Haberde ayrıca, yetkililerin, Cho Seung-Hui'nin sırt çantasında 9 milimetre çapında Glock marka tabanca satın alındığının belgelendiği 13 Mart tarihli bir kasa fişi ile mermi ve iki bıçak buldukları, Cho Seung-Hui'nin ayrıca 22 kalibrelik bir tabanca daha satın aldığı belirtildi. Polisin her iki tabancayı da olay yerinde bulduğu kaydedildi.

15 yıldır ABD'de yaşıyordu

ABD Vatandaşlık ve Göç Hizmetleri sözcüsü Chris Bentley de Güney Kore asıllı üniversite öğrencisi Cho Seung-Hui'nin, 1992 yılında ailesiyle birlikte ABD'ye geldiğini ve Virginia'ya bağlı Centreville'de yaşadığını söyledi.

İngiliz Edebiyatı öğrenimi gördüğü belirtilen Cho Seung-Hui'nin, ABD'de süresiz yaşama ve çalışma hakkı olduğu, ancak oy verme ve ABD pasaportuna sahip olamayacağı kaydedildi.

Bentley, Cho'nun ailesi hakkında bilgi vermezken, Fox televizyonu, federal ajanların Cho'nun ailesinin Centreville'deki evini aradığını duyurdu.

Güney Kore’den baş sağlığı

Üniversitesindeki silahlı saldırıyı Güney Kore doğumlu bir öğrencinin düzenlediğinin açıklanması üzerine Güney Kore, kurbanlara ve yakınlarına baş sağlığı mesajı gönderdi.

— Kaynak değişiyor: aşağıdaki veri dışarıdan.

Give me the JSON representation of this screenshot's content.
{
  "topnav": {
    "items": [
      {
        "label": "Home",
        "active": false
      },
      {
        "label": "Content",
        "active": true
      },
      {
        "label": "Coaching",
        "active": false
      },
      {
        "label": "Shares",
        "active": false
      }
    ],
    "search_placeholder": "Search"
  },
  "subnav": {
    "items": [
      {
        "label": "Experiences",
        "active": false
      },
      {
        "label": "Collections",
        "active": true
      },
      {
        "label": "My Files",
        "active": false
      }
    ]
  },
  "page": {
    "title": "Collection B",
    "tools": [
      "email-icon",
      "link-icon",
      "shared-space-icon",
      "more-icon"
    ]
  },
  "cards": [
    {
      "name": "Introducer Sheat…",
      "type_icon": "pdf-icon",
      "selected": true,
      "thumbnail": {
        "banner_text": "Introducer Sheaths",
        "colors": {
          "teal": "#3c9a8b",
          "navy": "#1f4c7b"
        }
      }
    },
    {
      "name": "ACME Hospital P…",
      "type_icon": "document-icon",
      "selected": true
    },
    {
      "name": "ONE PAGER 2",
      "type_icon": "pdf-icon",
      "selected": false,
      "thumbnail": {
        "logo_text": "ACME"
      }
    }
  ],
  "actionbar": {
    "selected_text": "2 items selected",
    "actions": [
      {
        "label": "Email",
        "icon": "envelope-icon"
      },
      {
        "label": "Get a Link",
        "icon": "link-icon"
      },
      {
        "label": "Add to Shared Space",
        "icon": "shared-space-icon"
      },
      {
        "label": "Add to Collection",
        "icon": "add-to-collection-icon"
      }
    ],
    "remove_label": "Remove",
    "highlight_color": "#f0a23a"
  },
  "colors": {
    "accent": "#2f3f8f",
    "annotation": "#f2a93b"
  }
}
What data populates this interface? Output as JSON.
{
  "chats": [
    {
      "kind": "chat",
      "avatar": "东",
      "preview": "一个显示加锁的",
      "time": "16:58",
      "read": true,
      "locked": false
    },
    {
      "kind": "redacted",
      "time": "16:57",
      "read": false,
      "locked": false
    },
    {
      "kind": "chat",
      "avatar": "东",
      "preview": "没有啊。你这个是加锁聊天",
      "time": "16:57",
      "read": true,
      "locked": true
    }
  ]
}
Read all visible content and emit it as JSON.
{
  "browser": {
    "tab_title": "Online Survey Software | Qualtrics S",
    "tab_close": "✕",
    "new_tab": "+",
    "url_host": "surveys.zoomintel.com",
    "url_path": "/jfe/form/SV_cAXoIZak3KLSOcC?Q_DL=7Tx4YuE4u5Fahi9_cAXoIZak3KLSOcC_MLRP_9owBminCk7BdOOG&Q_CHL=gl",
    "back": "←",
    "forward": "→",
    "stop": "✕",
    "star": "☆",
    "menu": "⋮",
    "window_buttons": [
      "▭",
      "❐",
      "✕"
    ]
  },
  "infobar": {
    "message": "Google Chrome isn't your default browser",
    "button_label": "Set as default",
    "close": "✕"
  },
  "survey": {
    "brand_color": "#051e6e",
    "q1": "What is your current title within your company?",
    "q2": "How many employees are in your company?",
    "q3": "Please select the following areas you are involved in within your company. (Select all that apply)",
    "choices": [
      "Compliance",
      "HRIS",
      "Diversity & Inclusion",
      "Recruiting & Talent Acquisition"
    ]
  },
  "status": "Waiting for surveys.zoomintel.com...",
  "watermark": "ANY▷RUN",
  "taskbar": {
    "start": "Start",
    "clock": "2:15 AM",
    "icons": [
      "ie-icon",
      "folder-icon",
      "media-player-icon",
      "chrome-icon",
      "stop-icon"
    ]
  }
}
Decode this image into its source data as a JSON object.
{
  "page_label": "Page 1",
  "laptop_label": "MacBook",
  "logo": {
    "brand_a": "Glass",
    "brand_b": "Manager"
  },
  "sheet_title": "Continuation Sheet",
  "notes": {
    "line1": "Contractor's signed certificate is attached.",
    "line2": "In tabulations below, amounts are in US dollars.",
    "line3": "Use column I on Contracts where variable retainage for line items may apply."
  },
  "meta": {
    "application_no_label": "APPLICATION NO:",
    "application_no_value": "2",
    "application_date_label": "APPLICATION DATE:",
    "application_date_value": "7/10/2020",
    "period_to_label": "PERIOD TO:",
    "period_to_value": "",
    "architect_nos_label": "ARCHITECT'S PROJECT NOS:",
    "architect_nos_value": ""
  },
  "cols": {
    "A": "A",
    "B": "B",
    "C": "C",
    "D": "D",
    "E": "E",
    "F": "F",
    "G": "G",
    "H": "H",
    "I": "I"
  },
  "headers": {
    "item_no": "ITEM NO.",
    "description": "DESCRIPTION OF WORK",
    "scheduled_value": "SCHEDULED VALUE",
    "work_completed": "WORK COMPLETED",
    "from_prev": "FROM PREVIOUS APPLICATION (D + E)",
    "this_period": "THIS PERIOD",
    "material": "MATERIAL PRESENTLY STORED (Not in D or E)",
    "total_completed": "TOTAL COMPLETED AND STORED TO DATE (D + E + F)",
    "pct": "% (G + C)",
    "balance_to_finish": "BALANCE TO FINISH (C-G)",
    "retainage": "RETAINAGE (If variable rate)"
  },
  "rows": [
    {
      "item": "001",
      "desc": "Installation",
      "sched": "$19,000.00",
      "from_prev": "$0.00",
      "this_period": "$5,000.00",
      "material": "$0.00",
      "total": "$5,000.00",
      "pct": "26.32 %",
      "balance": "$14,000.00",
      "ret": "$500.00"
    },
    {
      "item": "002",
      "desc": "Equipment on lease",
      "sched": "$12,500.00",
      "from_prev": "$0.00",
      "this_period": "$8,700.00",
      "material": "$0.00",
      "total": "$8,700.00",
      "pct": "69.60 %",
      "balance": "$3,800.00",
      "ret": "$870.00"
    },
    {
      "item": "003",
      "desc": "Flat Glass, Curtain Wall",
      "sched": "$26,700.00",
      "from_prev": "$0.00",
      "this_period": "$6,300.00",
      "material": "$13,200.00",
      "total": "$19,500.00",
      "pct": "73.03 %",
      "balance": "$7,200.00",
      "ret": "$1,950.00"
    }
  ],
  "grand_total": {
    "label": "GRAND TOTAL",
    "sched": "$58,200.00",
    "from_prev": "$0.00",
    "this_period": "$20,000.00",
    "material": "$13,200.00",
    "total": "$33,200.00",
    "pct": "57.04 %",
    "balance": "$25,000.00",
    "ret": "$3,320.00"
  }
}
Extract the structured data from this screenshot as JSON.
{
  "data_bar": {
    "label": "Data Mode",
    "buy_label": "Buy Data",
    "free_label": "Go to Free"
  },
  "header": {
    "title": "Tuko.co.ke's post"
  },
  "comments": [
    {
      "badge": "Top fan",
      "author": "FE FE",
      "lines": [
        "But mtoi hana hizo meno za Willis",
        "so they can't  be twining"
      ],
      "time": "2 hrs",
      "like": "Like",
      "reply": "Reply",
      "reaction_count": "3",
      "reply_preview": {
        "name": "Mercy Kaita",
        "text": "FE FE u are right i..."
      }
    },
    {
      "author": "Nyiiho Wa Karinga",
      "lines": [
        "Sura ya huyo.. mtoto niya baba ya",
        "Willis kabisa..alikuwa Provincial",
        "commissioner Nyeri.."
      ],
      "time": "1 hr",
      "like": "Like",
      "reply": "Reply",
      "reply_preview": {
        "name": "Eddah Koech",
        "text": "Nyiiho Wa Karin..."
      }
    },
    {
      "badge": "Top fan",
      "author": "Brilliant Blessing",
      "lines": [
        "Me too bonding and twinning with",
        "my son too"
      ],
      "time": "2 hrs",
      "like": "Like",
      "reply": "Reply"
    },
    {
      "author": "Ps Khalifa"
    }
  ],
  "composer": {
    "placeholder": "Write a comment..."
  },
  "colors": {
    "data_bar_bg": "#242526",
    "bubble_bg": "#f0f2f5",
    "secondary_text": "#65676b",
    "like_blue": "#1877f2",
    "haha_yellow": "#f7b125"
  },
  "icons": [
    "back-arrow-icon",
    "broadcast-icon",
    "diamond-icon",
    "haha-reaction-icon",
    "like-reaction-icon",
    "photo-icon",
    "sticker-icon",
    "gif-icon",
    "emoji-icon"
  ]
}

Güney Kore Dışişleri Bakanlığı sözcüsü Cho Hee-yong, Güney Koreli yetkililerin olay yerine gitmek üzere yola çıktıklarını belirtirken, bakanlık yetkilisi Cho Byung-je yaşanan trajedinin, ırkçı ön yargılara ya da çatışmalara yol açmamasını umduklarını sözlerine ekledi.

ABD'deki saldırının failinin Güney Koreli çıkması, başkent Seul'de de büyük şaşkınlık ve utanca neden olurken, yetkililer, ABD'deki Güney Kore vatandaşlarına misilleme yapılmasından korktuklarını açıkladılar. Seul'de bu konuda görüşünü açıklayan birçok kişi, saldırıyı düzenleyenin bir Güney Koreli olmasından utanç duyduğunu bildirdi.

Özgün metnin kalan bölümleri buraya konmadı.